To help you answer these questions, let's reflect on how German expressionism worked in films during the 1920s. Expressionism is especially focused on fears, desires, and internal conflicts, but it doesn't present these in a realistic way. Rather, it dramatizes these emotions and disturbances in a way that is visually powerful and even startling.
Filmmakers, for instance, used odd angles and perspectives in their films, even to the point of distortion. They created movie sets that mirrored these angles, often so exaggerated as to be physically impossible in the real world. Filmmakers also played with light and dark, introducing deep shadows into their works and emphasizing contrasts. One film critic, Lotte Eisner, called these contrasts "Helldunkel" (literally, "light-dark") and noted that her chosen word describes "a sort of twilight of the German soul, expressing itself in shadowy, enigmatic interiors, or in misty, insubstantial landscapes."

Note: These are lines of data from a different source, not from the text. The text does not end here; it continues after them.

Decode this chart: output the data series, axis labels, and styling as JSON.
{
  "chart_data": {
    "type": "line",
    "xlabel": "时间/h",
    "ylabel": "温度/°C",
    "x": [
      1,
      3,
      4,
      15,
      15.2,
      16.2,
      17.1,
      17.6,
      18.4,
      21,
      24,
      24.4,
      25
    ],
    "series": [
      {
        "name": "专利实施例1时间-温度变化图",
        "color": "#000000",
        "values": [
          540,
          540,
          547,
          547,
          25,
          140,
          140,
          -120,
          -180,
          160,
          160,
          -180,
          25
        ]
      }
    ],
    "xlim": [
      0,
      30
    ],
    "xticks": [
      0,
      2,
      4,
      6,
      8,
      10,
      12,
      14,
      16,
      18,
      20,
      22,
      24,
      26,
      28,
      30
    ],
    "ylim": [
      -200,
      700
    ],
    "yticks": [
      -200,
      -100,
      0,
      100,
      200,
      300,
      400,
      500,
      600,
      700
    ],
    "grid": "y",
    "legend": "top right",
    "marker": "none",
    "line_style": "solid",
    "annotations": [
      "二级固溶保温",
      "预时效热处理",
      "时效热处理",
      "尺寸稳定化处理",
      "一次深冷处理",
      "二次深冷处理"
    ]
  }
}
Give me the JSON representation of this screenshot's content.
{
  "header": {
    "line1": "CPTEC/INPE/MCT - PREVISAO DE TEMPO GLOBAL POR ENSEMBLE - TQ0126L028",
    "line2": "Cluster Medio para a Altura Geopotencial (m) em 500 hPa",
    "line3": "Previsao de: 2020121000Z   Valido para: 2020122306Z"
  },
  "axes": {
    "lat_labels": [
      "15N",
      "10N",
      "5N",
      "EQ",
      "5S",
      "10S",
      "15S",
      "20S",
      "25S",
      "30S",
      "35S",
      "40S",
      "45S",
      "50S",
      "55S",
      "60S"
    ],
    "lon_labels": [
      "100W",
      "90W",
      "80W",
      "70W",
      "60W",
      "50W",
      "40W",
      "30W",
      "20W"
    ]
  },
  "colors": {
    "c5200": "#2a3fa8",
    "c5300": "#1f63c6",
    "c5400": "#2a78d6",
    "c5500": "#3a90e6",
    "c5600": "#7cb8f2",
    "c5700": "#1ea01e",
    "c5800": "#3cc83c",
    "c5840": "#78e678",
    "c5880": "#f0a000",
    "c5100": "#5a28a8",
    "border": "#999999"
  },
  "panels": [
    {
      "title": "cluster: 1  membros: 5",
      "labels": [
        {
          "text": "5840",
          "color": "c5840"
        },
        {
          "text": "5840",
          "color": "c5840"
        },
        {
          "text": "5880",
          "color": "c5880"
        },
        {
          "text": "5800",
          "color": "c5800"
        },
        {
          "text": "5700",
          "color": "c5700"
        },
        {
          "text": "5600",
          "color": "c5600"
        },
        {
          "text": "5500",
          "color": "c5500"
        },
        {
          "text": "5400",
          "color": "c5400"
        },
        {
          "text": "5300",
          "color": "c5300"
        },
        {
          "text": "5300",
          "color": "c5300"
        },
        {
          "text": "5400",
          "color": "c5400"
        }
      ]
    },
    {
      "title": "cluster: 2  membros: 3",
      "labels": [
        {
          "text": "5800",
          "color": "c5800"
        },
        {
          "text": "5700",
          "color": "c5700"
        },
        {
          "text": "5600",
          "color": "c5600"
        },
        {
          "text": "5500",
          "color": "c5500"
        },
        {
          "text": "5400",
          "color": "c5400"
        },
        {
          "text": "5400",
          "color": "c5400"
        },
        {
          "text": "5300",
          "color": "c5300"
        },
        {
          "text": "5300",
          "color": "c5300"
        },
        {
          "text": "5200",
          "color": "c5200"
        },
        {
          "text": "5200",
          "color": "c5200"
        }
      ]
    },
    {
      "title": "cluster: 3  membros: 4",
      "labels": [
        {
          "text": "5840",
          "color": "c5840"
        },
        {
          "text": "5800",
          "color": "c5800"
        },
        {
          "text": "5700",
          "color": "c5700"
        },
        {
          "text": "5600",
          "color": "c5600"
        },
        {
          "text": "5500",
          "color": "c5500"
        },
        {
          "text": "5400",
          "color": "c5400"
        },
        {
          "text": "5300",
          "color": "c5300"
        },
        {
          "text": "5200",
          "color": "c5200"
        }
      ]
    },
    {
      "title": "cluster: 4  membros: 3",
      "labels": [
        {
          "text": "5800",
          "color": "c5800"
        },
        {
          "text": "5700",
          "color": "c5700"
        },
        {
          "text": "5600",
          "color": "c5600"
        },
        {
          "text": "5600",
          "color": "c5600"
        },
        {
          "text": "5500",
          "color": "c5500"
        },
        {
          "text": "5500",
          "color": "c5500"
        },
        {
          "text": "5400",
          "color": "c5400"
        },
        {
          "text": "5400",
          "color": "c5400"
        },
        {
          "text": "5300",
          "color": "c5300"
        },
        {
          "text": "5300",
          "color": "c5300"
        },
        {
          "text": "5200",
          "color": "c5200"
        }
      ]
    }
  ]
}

Further, the subject matter of German expressionist films tends toward the strange and even horrifying. Stories are emotional and subjective with a focus on internal strife symbolized by external terror. Many storylines seem to have developed from nightmares, and characters must confront insanity, supernatural horror, and the deepest, darkest parts of themselves and others. Many of these films are silent, so the actors use dramatic gestures and facial expressions as well as onscreen words to tell the stories, but music is always part of silent film, and it adds to the dark, suspenseful atmosphere of expressionism.
Films in the German expressionist genre include the 1920 movie The Cabinet of Dr. Caligari, with its strong sense of the macabre and its insane hypnotist; the 1922 Nosferatu, a dark adaptation of Dracula; and the 1924 film The Hand of Orlac, in which a pianist loses a hand in an accident and receives the transplanted hand of a murderer.